The majority of children and adults enjoy the experience of going to the swimming pool, whether at their local gymnasium, a luxury hotel or on holiday abroad. However, how safe are these swimming pools and in particular the tiles on which we walk?

There are approximately 236,000 injuries in European swimming pools every year. Most of the injuries are to children and teens. (Figure taken from Van der Sman C, van Marle A, Eckhardt J, van Aken D. Risks of certain sports and recreational activities in the EU: the role of services. Consumer Safety Institute)

Many of these injuries to an individual involve slipping on the surface of the swimming pool. This could be as a result of the water gathering in a certain area, the slip resistant tiles becoming less effective or tripping over mats beside the pool.   Usually, a claim as a result of an injury at a swimming pool would be brought under the Occupiers’ Liability Act. The Act requires an occupier to keep a person who is a visitor reasonably safe in all the reasonable circumstances. The duty is derived from the Section 2 of the Occupiers’ Liability Act and involves a dual application of reasonableness, in that, it is the duty of occupier to use reasonable care to see that the floor, on which people are invited, is kept reasonably safe.

Swimming pools, by its very nature and it goes really without saying that it will have water in the vicinity. In an attempt to reduce the risk of slipping and in consideration of their duty under Section 2 of the Occupiers’ Liability Act, the tiles used in the areas are usually described as having “slip resistant qualities.” How effective are these tiles?

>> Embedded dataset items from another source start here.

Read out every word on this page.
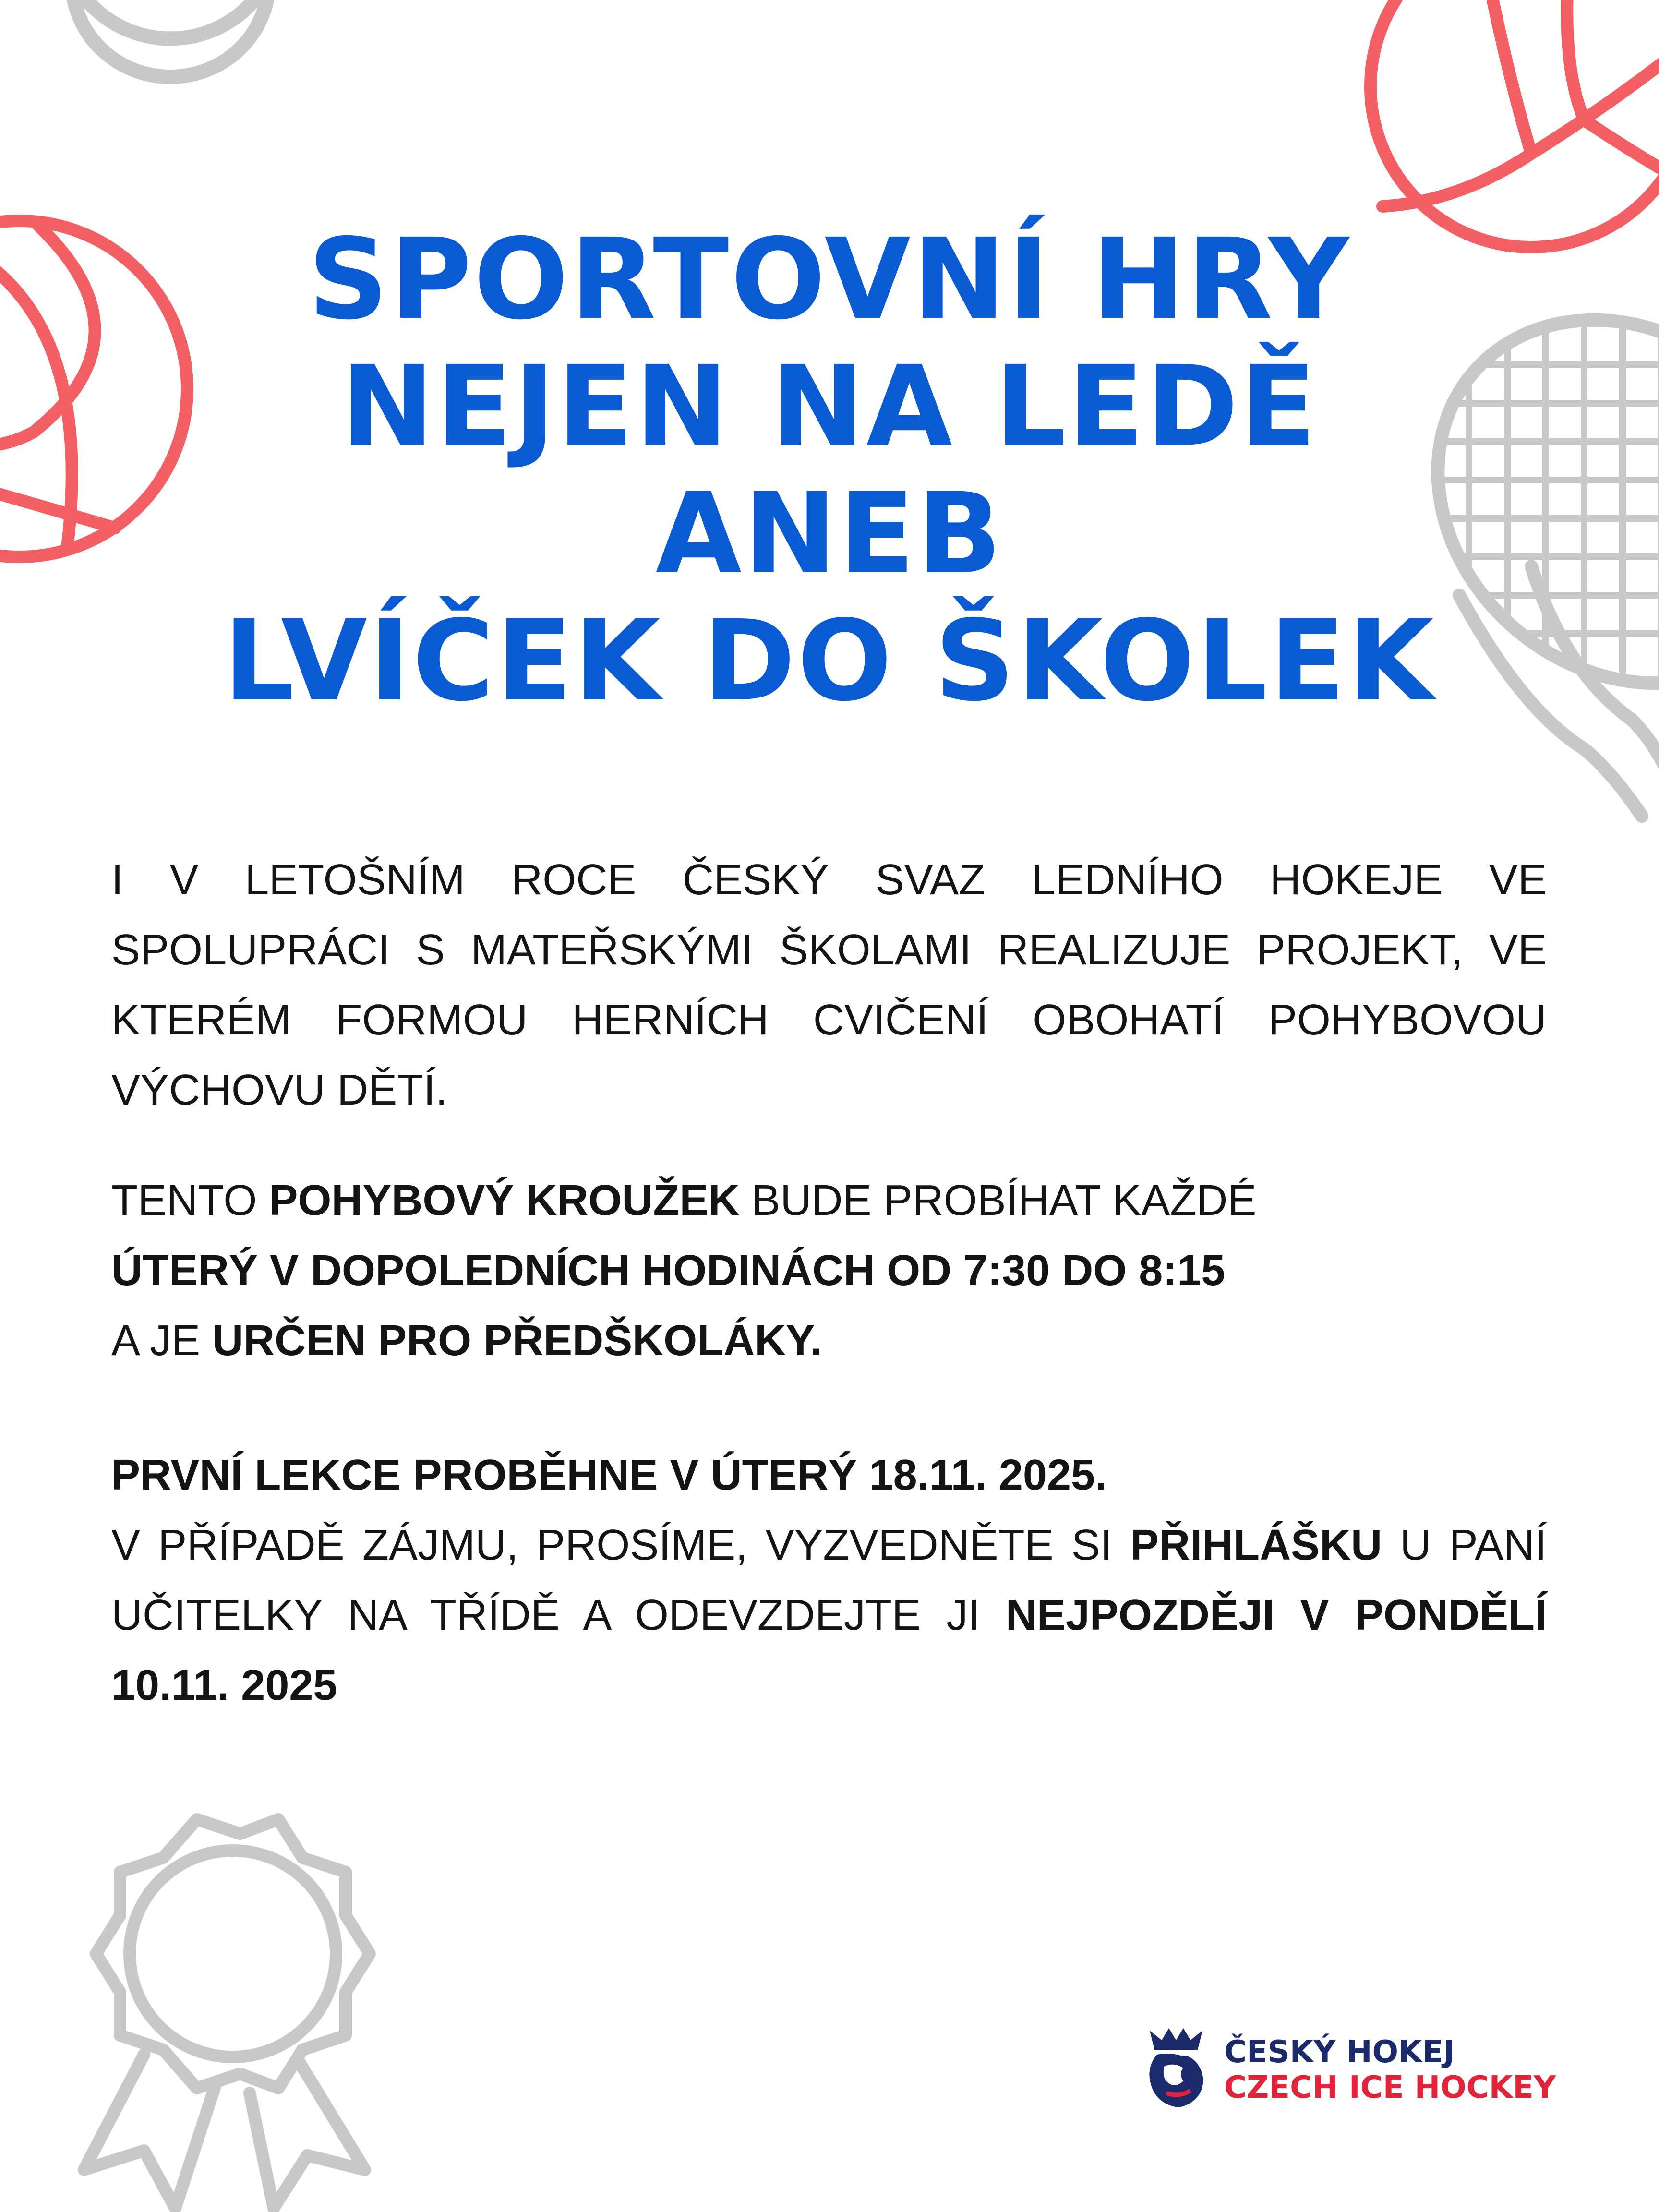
SPORTOVNÍ HRY
NEJEN NA LEDĚ
ANEB
LVÍČEK DO ŠKOLEK

I V LETOŠNÍM ROCE ČESKÝ SVAZ LEDNÍHO HOKEJE VE SPOLUPRÁCI S MATEŘSKÝMI ŠKOLAMI REALIZUJE PROJEKT, VE KTERÉM FORMOU HERNÍCH CVIČENÍ OBOHATÍ POHYBOVOU VÝCHOVU DĚTÍ.

TENTO POHYBOVÝ KROUŽEK BUDE PROBÍHAT KAŽDÉ
ÚTERÝ V DOPOLEDNÍCH HODINÁCH OD 7:30 DO 8:15
A JE URČEN PRO PŘEDŠKOLÁKY.

PRVNÍ LEKCE PROBĚHNE V ÚTERÝ 18.11. 2025.
V PŘÍPADĚ ZÁJMU, PROSÍME, VYZVEDNĚTE SI PŘIHLÁŠKU U PANÍ UČITELKY NA TŘÍDĚ A ODEVZDEJTE JI NEJPOZDĚJI V PONDĚLÍ 10.11. 2025

ČESKÝ HOKEJ
CZECH ICE HOCKEY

One way to assess the effectiveness of the floor is to consider the services of a swimming pool expert to go along to the swimming pool area and examine the exact spot, where an injury has occurred. A swimming pool expert will usually instruct an engineer to carry out a specialist slip resistant test (known as a Pendulum test or a ramp test) on the floor.  A ramp test consists of gradually increasing the angle of a slab with a person standing on it, from the horizontal to a point at which slipping occurs. In the swimming pool situation the person would have bare feet and the slab would be lubricated with water. This gives the maximum angle at which the slab should be laid in certain conditions.

The pendulum test involves swinging a rubber tipped pendulum over the surface of the slab that indicates the drag produced which is called the Slip Resistance Factor. The Pendulum replicates the bare foot and will test the effectiveness of the surface to withstand slips. If the engineers find that that effective of the slip resistant floor has been reduced because, for example, an inadequate cleaning regime due to for example a film of ingrained dirt trapped in the tiles or the tiles laid at a wrong angle, then it is clear to say that the occupiers have not fulfilled that duty under the Act and not kept the swimming pool area sufficiently safe.

These experts are expensive and each case has to be assessed on its own facts. However, the results from instructing one of these experts can be invaluable in assisting a Claimant who has suffered a serious injury in a swimming pool area and the occupiers are refusing to accept responsibility.